Sugar rush aside, our smartphones are great partners with our self-centric esteem. It is not a presumptuous statement to say that in this age we have developed a certain sense of loneliness where we’re not being engaged in the digital space. In us is a hunger to be talked to, to be remembered and to be spoken with; yet our utmost concern has turned into how we look like to others. Our lost taste for God’s supreme worth and beauty distorts what we believe about our identity and what our self-worth is based on and determined by. Hence we are met with an age of superficiality; to play it safe is the way to protect oneself from being put in a position to potentially suffer the haunting effects of a jilted ego. No wonder only the best sides of us are publicised, and the deepest secrets of oneself continue to be a ticking time bomb in friendships. We need God to help us recover our love in His person. For if Love created us to bring us into relationship with Him, we need to take God at His word that He made us with worth and purpose to be all about Him.

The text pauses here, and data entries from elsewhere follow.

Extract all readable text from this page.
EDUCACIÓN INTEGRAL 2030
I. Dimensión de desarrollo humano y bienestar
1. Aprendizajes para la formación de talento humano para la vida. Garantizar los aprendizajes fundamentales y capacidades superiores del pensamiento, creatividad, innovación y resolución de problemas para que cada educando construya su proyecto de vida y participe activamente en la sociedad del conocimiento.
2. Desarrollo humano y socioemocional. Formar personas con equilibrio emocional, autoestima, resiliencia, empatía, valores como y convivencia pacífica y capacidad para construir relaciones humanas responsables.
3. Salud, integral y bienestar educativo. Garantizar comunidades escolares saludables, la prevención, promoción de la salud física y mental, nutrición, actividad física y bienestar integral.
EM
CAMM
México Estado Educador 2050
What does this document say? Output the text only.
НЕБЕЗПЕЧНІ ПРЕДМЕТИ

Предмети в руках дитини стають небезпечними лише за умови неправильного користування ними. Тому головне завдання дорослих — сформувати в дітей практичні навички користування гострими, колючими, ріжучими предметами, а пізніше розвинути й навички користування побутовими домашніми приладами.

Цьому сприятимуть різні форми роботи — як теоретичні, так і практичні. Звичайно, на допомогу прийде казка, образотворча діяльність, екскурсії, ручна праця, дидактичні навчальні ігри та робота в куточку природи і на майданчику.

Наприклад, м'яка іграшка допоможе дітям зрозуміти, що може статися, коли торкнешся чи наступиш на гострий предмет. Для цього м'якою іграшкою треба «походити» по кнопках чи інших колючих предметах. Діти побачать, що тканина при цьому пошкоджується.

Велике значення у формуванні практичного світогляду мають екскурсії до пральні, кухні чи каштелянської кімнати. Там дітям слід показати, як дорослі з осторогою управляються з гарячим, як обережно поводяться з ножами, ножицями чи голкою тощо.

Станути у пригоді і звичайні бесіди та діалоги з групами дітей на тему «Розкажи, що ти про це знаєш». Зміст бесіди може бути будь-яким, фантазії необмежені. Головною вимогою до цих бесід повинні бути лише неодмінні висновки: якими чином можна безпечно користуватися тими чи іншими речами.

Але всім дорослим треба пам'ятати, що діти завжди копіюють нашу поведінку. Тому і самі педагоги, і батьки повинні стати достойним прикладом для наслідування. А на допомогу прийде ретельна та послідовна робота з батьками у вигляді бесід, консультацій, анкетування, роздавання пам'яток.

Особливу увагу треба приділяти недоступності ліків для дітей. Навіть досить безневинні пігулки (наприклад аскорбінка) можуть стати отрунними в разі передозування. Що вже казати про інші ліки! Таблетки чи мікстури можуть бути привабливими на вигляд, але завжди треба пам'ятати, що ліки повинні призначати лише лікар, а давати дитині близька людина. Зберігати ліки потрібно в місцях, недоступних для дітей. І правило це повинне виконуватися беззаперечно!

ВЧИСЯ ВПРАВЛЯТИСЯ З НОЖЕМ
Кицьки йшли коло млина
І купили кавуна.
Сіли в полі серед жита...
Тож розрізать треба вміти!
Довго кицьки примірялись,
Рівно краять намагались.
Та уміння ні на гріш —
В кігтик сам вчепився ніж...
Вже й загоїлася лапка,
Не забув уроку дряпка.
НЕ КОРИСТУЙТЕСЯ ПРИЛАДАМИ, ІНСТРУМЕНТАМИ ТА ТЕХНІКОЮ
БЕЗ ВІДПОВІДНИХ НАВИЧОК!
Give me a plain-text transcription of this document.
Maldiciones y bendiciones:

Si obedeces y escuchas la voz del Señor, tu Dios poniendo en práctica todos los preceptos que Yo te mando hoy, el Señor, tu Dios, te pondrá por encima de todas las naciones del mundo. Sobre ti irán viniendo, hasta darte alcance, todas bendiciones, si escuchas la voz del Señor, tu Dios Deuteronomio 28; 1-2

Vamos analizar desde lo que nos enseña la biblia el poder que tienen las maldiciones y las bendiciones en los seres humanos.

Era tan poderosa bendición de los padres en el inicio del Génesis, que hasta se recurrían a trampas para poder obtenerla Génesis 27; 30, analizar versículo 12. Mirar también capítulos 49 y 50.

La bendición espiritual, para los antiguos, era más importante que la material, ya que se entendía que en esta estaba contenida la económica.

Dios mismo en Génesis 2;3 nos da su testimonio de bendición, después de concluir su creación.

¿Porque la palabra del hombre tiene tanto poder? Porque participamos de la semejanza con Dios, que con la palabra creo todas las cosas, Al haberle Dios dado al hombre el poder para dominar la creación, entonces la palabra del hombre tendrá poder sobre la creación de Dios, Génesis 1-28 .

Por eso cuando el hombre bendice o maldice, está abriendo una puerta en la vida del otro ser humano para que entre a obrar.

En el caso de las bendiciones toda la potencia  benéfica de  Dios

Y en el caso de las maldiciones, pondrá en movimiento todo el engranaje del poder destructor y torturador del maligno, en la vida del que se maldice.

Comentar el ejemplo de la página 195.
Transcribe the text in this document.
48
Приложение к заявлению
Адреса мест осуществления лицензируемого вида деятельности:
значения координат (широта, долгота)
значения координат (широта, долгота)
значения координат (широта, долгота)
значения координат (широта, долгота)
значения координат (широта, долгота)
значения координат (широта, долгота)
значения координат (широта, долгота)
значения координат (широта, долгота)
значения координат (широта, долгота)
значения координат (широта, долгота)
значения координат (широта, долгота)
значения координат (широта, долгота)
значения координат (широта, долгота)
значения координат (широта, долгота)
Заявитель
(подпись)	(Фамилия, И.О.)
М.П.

Has our smartphones become the newest legal drug for our restlessness? Thanks be to God that He is doing a great act of mercy in many of us today by growing affections for Him stronger than that of our sinful self is capable of in its affair with our mistresses, promising freedom from our bondage to countless idols for those who would believe in Him as Saviour. For the glory of all gods will dim in the face of the glory of Him whose love is a breath of life everlasting, whose justice cannot be fairer, whose grace cannot be more generous and whose power cannot be compared to any other. Let us then by faith in Him and by the enabling of the Holy Spirit resist the influence of prince of the air and restore these idols to their rightful place - to serve God and not man.